To further investigate the function of the DEGs, all were classified into three GO categories (biological process, molecular function, and cellular component) by Blast2GO. A total of 36 GO terms including 16 biological process terms, 12 cellular component terms and 8 molecular functions terms were associated with spleen DEGs (Figure 5). A total of 42 GO terms including 19 biological process terms, 13 cellular component terms, and 10 molecular functions terms were associated with head kidney DEGs (Figure 6). Analysis of level 2 GO term distribution showed that cellular process, binding, and cell were the most common annotation terms in the three GO categories. Among these, the immune system process was retained for further pathway analysis, although it was not the most significant.

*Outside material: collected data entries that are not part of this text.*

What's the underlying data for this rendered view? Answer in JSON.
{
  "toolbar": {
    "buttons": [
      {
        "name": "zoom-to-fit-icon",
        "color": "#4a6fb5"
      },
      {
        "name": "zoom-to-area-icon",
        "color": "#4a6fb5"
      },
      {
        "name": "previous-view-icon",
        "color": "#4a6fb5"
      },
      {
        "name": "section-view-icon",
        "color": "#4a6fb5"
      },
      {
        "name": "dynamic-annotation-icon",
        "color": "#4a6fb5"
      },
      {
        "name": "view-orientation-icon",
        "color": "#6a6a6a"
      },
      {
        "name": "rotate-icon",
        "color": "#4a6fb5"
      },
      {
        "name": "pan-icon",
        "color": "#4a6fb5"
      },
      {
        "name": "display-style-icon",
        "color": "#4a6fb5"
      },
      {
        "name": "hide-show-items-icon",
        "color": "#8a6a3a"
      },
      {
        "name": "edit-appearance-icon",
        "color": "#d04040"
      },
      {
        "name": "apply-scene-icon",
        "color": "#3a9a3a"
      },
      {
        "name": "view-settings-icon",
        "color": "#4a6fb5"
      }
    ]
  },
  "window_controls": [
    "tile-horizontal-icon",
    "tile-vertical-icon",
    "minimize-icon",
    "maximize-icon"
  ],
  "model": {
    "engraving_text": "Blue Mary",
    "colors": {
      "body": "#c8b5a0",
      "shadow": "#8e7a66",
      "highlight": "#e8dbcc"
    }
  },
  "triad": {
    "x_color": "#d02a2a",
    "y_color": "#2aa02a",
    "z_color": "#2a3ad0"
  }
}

cellular-immunology-extracellular-matrix

Figure 5: Gene ontology (GO) enrichment analysis of the differently expressed genes. A total of 36 GO terms including 16 biological process terms (1-16), 12 cellular component terms (17-28) and 8 molecular functions terms in spleen (29-36). Note: 1 Locomotion; 2 immune system process; 3 response to stimulus; 4 biological adhesion; 5 multi-organism process; 6 developmental process; 7 multicellular organismal process; 8 localization; 9 reproduction; 10 reproductive process; 11 biological regulation; 12 metabolic process; 13 single-organism process; 14 signaling; 15 cellular component organization or biogenesis; 16 cellular process; 17 binding; 18 molecular function regulator; 19 nucleic acid binding transcription factor activity; 20 transporter activity; 21 catalytic activity; 22 structural molecule activity; 23 signal transducer activity; 24 molecular transducer activity; 25 extracellular region part; 26 extracellular region; 27 extracellular matrix; 28 cell junction; 29 supramolecular fiber; 30 membrane part; 31 membrane; 32 cell; 33 cell part; 34 macromolecular complex; 35 organelle; 36 organelle part.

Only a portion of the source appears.